Debbie Pickett wrote:
> So . . correct me if I'm wrong . . .
>
> C<rule> allows us to define both named and anonymous rules,
Yes.
> depending on context.
Depending on whether or not you provide a name.
> C<rx> allows us to define only anonymous rules.
Yes. And they can't take parameter lists.
> C<rule> is the more general one, and you can use it exclusively
> if that's what you feel like.
More or less. Delimiter-wise, C<rx> is the more general one, but
semantically, yes, C<rule> is the more general.
> The only extra piece of syntactic sugar that C<rx> is giving us over
> C<rule>[*] is the ability to have arbitrary delimiters.
Not quite arbitrary. Alphanumerics aren't allowed, nor are colon or
parens.
> If I were satisfied with always using C<{}> as delimiters for C<rx> then a
> program would run the same if I did a C<s:each/rx/rule/> on it.
Yes. Although, of course, you'd have to do a C<s:each{rx}{rule}> if you wanted
to be consistent ;-)
> Is there some _syntactic_ constraint (i.e., required by the parser)
> that requires C<rule> to use braces for delimiters?
No.
> That is, shouldn't the following:
>
> $config_line = rule ($ident) { <$ident> = \N* }
>
> always be parseable for any given value of C<{> and C<}> (barring
> obvious exceptions like colons and parentheses)?
Yes. Modulo the obvious requirement to escape whatever delimiter you're using.
> Or, to put it more succinctly: do there exist two pieces of
> *syntactically correct* code like
> ... rule ...
> and
> ... rx ...
> (where the ... are identical in both) which each produce *valid* and
> *different* semantics?
Yes. For example:
sub foo;
foo rule ($arg) { $var := <$arg> };
foo rx ($arg) { $var := <$arg> };
The first means:
foo # Call foo
rule # Passing a single pattern
($arg) # That takes a single parameter
{
$var := # And binds hypothetical $var...
<$arg> # ...to what the parameter (treated as a pattern)
matches
}
;
The second means:
foo # Call foo
rx ( # Pass, as its first argument, a pattern...

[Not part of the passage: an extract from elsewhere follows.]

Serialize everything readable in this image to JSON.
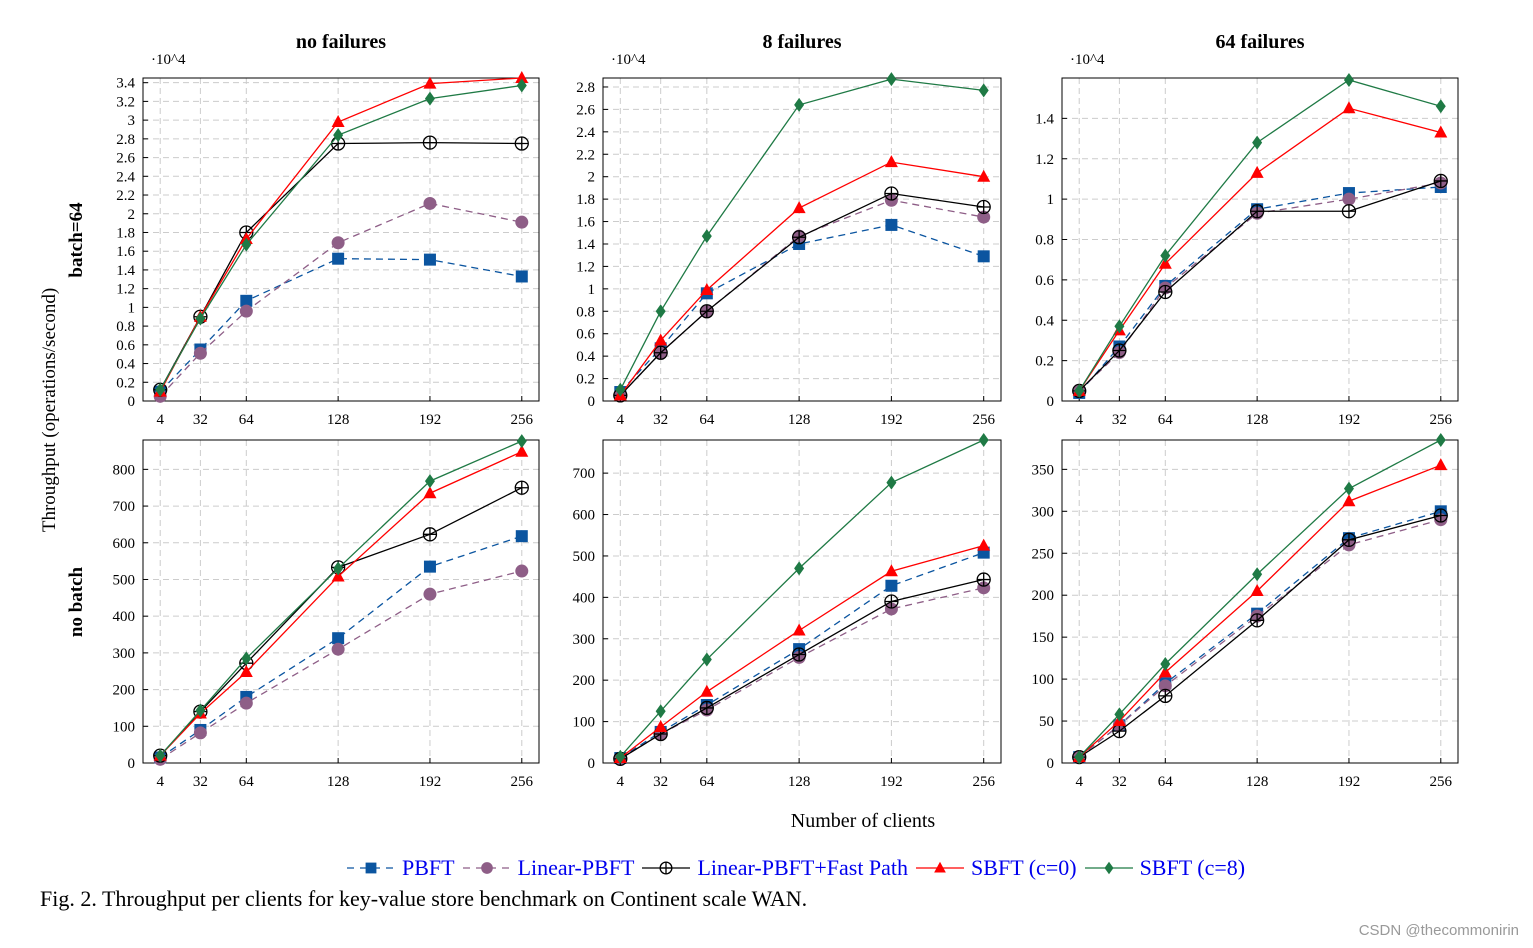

$arg # ...that matches the contents of $arg as a literal
string
) # No comma needed after first arg since next arg is...
{ # ...a closure...
$var := <$arg> # ...that binds $var to a stream iterator over $arg
}
;
In other words, the second is the same as:
foo rule {$arg}, sub{ $var := <$arg> };
> Notwithstanding C<< -> >>, which I now understand to be nothing
> more than a different spelling of C<sub>.
It's a little more than that. A C<< -> >> uses different delimiters
(now *there's* a parallel!) for its parameter list. Whereas C<sub>
requires {...}, C<< -> >> allows either (...) or <ws>...<ws>.